Summary of S4-260094: Media Related Real-Time AI Traffic Characteristics
Document Overview
This is a pseudo Change Request (pCR) from Huawei/HiSilicon to TSG-SA WG4 Meeting #135, proposing to add a new clause on end-to-end real-time multi-modal AI traffic characteristics to a 6G media-related TR. The document follows the methodology established in TR 26.926 for traffic modeling and quality evaluation.
Main Objective
The document aims to characterize AI traffic for 6G use cases in real-time video conferencing and robotics by defining end-to-end architecture, procedures, content coding models, and delivery mechanisms for real-time AI inference applications.
Technical Contributions
End-to-End Architecture (Clause 6.2.6.X.1)

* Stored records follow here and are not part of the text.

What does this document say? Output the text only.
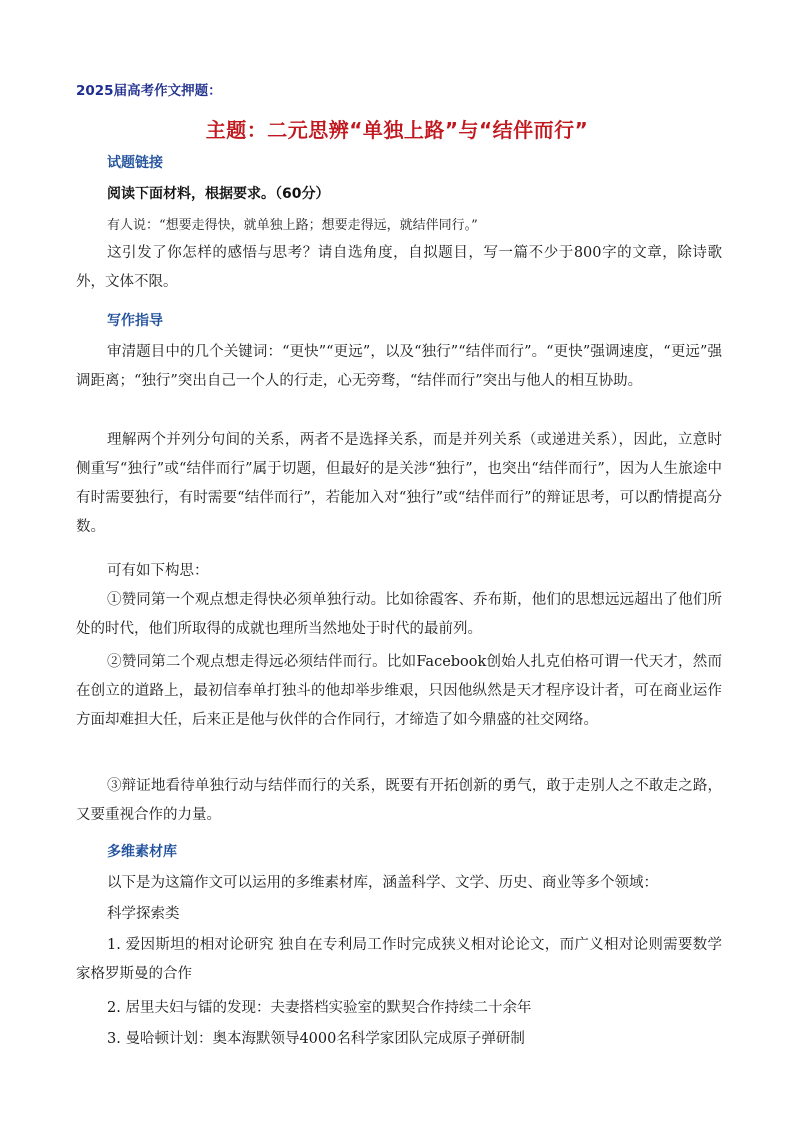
2025届高考作文押题：
主题：二元思辨“单独上路”与“结伴而行”
试题链接
阅读下面材料，根据要求。（60分）
有人说：“想要走得快，就单独上路；想要走得远，就结伴同行。”

这引发了你怎样的感悟与思考？请自选角度，自拟题目，写一篇不少于800字的文章，除诗歌外，文体不限。

写作指导

审清题目中的几个关键词：“更快”“更远”，以及“独行”“结伴而行”。“更快”强调速度，“更远”强调距离；“独行”突出自己一个人的行走，心无旁骛，“结伴而行”突出与他人的相互协助。

理解两个并列分句间的关系，两者不是选择关系，而是并列关系（或递进关系），因此，立意时侧重写“独行”或“结伴而行”属于切题，但最好的是关涉“独行”，也突出“结伴而行”，因为人生旅途中有时需要独行，有时需要“结伴而行”，若能加入对“独行”或“结伴而行”的辩证思考，可以酌情提高分数。

可有如下构思：

①赞同第一个观点想走得快必须单独行动。比如徐霞客、乔布斯，他们的思想远远超出了他们所处的时代，他们所取得的成就也理所当然地处于时代的最前列。

②赞同第二个观点想走得远必须结伴而行。比如Facebook创始人扎克伯格可谓一代天才，然而在创立的道路上，最初信奉单打独斗的他却举步维艰，只因他纵然是天才程序设计者，可在商业运作方面却难担大任，后来正是他与伙伴的合作同行，才缔造了如今鼎盛的社交网络。

③辩证地看待单独行动与结伴而行的关系，既要有开拓创新的勇气，敢于走别人之不敢走之路，又要重视合作的力量。

多维素材库
以下是为这篇作文可以运用的多维素材库，涵盖科学、文学、历史、商业等多个领域：
科学探索类

1. 爱因斯坦的相对论研究 独自在专利局工作时完成狭义相对论论文，而广义相对论则需要数学家格罗斯曼的合作

2. 居里夫妇与镭的发现：夫妻搭档实验室的默契合作持续二十余年
3. 曼哈顿计划：奥本海默领导4000名科学家团队完成原子弹研制
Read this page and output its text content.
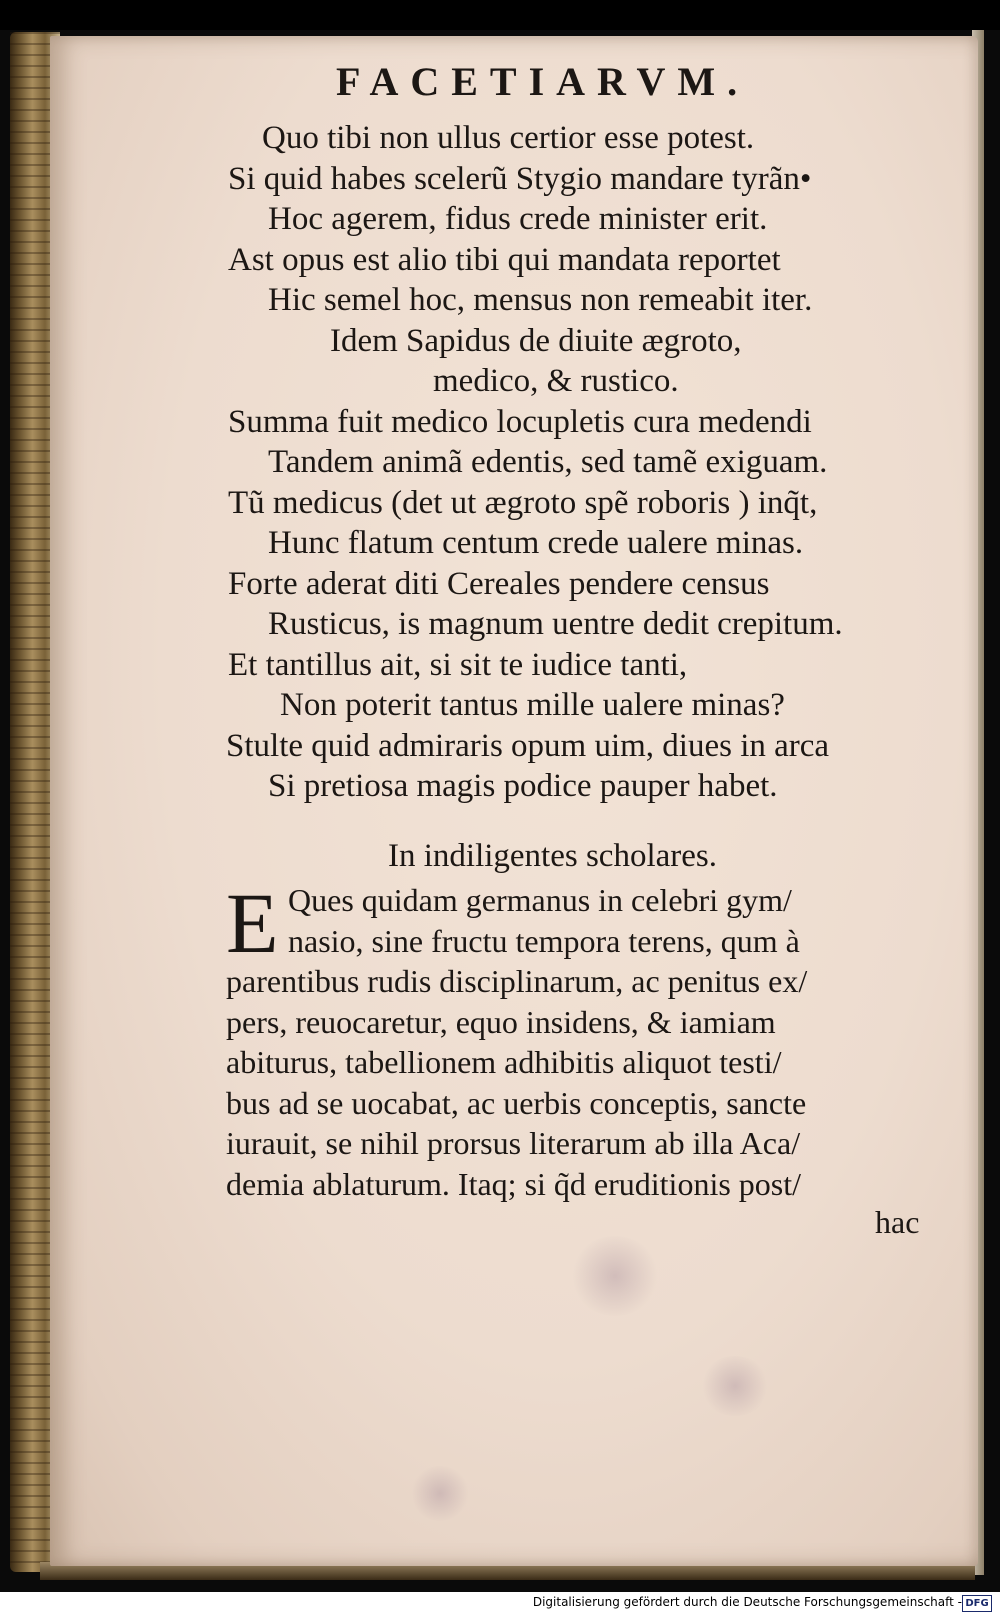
FACETIARVM.
Quo tibi non ullus certior esse potest.
Si quid habes scelerũ Stygio mandare tyrãn•
Hoc agerem, fidus crede minister erit.
Ast opus est alio tibi qui mandata reportet
Hic semel hoc, mensus non remeabit iter.
Idem Sapidus de diuite ægroto,
medico, & rustico.
Summa fuit medico locupletis cura medendi
Tandem animã edentis, sed tamẽ exiguam.
Tũ medicus (det ut ægroto spẽ roboris ) inq̃t,
Hunc flatum centum crede ualere minas.
Forte aderat diti Cereales pendere census
Rusticus, is magnum uentre dedit crepitum.
Et tantillus ait, si sit te iudice tanti,
Non poterit tantus mille ualere minas?
Stulte quid admiraris opum uim, diues in arca
Si pretiosa magis podice pauper habet.
In indiligentes scholares.
E Ques quidam germanus in celebri gym/
nasio, sine fructu tempora terens, qum à
parentibus rudis disciplinarum, ac penitus ex/
pers, reuocaretur, equo insidens, & iamiam
abiturus, tabellionem adhibitis aliquot testi/
bus ad se uocabat, ac uerbis conceptis, sancte
iurauit, se nihil prorsus literarum ab illa Aca/
demia ablaturum. Itaq; si q̃d eruditionis post/
hac
Digitalisierung gefördert durch die Deutsche Forschungsgemeinschaft - DFG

- Core Concept: Multimodal Large Language Models (MLM) incorporating different AI encoders/decoders for various modalities (text, image, video, audio)
- Architecture Components:
- UE/client implements AI encoding and packetization
- Application Server (AS) implements AI decoding
- Media-related AI service request/response model
- Key Innovation: Introduction of "native AI data units" - a new media format generated by AI encoders that can be used for media reconstruction, generation, and comprehension
- Compatibility Handling: AI decoder at AS may be needed if UE's AI encoder is not compatible with AS's AI model; otherwise, encoded data can be processed directly
Basic Procedures (Clause 6.2.6.X.2)
The document defines a 10-step call flow:
1. UE connects and provides supported AI encoder information
2. AS configures AI model and corresponding decoder
3. Operational flow includes:
- Media data collection and AI encoding at UE
- Packetization using native or customized packet format
- Transmission to AS
- Optional AI decoding at AS (if compatibility required)

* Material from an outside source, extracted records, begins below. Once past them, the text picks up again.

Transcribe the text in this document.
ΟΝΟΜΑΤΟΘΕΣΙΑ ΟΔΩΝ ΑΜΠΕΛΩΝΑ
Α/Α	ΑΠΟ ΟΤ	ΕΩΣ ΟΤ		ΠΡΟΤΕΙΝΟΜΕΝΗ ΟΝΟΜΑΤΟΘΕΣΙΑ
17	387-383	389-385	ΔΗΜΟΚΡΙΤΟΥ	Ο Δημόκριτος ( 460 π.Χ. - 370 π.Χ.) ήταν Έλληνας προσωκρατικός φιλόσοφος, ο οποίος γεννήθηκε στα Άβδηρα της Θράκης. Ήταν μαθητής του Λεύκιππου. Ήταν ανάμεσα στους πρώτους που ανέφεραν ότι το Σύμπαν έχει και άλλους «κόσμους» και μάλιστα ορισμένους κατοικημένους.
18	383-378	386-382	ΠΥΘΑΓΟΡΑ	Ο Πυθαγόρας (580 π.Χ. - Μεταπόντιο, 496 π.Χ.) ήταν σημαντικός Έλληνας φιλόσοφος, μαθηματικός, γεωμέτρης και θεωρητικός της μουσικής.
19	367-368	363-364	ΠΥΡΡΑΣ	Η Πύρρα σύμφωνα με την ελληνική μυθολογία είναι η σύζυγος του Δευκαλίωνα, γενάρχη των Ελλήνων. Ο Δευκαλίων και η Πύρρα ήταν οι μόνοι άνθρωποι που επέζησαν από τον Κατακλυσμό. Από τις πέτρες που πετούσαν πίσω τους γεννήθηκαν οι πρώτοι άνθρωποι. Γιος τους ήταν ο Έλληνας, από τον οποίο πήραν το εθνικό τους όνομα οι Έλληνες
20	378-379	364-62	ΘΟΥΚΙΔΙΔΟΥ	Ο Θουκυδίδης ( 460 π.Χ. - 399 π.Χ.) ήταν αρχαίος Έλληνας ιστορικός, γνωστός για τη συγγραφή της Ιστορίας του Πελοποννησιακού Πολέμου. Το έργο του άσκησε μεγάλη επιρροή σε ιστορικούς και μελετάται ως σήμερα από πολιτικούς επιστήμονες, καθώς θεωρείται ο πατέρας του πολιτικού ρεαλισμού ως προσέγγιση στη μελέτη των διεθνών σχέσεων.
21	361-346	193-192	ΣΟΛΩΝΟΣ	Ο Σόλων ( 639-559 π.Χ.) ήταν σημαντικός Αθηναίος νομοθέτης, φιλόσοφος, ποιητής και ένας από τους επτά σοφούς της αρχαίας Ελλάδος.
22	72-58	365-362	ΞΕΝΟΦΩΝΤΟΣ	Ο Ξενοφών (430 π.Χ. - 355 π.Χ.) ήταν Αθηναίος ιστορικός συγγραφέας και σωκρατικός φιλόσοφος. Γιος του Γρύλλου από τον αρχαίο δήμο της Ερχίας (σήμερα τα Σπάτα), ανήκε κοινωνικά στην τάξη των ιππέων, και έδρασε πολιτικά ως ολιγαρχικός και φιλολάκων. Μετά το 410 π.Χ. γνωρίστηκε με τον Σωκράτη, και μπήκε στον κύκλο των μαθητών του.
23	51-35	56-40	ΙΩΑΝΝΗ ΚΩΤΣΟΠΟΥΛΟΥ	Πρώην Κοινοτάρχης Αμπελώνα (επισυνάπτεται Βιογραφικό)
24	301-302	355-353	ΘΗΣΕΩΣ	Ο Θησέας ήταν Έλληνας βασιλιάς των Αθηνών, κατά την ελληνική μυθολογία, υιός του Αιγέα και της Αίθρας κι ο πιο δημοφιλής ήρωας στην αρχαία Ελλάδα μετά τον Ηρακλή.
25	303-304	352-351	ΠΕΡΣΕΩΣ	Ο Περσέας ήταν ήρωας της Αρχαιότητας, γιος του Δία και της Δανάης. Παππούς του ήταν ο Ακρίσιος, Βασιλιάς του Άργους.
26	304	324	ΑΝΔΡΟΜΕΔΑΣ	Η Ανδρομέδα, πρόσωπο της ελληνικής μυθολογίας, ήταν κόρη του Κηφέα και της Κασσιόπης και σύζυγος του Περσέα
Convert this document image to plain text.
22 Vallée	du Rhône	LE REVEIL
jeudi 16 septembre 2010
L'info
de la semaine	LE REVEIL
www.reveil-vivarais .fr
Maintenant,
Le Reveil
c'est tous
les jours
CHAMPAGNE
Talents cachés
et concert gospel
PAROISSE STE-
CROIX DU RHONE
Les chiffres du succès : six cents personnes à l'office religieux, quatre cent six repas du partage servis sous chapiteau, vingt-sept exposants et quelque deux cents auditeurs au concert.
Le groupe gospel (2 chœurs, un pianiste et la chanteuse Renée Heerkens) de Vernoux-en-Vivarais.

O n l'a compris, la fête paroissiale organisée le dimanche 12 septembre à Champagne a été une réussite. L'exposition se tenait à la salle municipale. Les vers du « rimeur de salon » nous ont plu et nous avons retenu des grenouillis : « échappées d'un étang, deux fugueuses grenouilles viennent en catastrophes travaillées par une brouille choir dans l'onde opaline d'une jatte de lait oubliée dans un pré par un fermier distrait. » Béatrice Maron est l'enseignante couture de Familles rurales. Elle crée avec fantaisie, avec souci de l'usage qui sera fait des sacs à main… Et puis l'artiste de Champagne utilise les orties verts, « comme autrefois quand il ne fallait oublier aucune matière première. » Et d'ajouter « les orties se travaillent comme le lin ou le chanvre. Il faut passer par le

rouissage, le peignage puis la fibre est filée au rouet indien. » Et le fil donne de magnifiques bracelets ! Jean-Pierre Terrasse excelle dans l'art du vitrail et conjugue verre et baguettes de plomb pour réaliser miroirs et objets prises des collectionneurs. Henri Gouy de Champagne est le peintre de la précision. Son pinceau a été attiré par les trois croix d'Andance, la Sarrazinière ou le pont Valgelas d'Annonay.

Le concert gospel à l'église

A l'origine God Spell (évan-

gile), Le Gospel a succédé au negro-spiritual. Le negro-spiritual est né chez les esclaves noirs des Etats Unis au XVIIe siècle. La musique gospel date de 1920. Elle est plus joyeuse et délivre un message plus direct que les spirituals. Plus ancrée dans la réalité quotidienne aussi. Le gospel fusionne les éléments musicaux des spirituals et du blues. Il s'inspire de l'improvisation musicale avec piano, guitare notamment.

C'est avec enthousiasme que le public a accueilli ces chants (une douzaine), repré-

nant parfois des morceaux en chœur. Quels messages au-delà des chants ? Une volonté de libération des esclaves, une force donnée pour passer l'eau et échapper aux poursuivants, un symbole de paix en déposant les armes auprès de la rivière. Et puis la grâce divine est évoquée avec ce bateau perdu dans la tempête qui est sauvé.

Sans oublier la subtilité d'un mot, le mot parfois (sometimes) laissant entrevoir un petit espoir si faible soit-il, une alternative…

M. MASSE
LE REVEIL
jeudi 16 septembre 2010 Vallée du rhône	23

- Media-related response generation and transmission back to UE
- Response decoding and presentation at UE
Content Coding Model (Clause 6.2.6.X.3)
Two types of AI encoders are defined:
Type 1: Reconstruction-Oriented AI Encoders
- Examples: DVC, GRACE codec
- GRACE Codec Details:
- Input: 2×H×W×3 tensors (two consecutive frames)
- Encoder: Analyzes inter-frame differences (motion vectors and residuals), maps to compact latent representation
- Resilience mechanism: Latent randomly split into multiple chunks, individually entropy coded to prevent error propagation
- Decoder: Entropy decoding, latent reorganization, lost chunks set to zeros, graceful quality degradation without cliff effect
Type 2: AI Model Processing-Oriented Encoders
- Examples: VILA-U, Liquid, Chameleon, Emu3, VQGAN
- Processing Flow:
- Pre-processing to predefined sizes (256×256 or 512×512 pixels, RGB)
- Feature extraction via CNN or Transformer layers
- Quantization to AI data units
- Joint optimization with associated AI decoder
- Benefits:
- Distributed AI workload with privacy-sensitive offloading
- Direct AI model processing without decompression/re-encoding
- Reduced data size, latency, and bandwidth
- Unified format for multiple modalities
Content Delivery Model (Clause 6.2.6.X.4)
- Protocol Selection: RTP over UDP for real-time delivery
- Packetization Approaches:
For Reconstruction-Oriented Encoders:
- Latent chunks treated as NALUs
- NALU aggregation or fragmentation for MTU (typically 1500 bytes)
- Customized NALU headers for AI codec characteristics
- Standard RTP/UDP/IP header structure
For AI Model Processing Encoders:
- AI data units grouped as payload with customized payload header
- Group size determined by protocol overhead and integration efficiency
- AI data unit group limited to single IP packet size
AI Transmission Characteristics (Clause 6.2.6.X.5)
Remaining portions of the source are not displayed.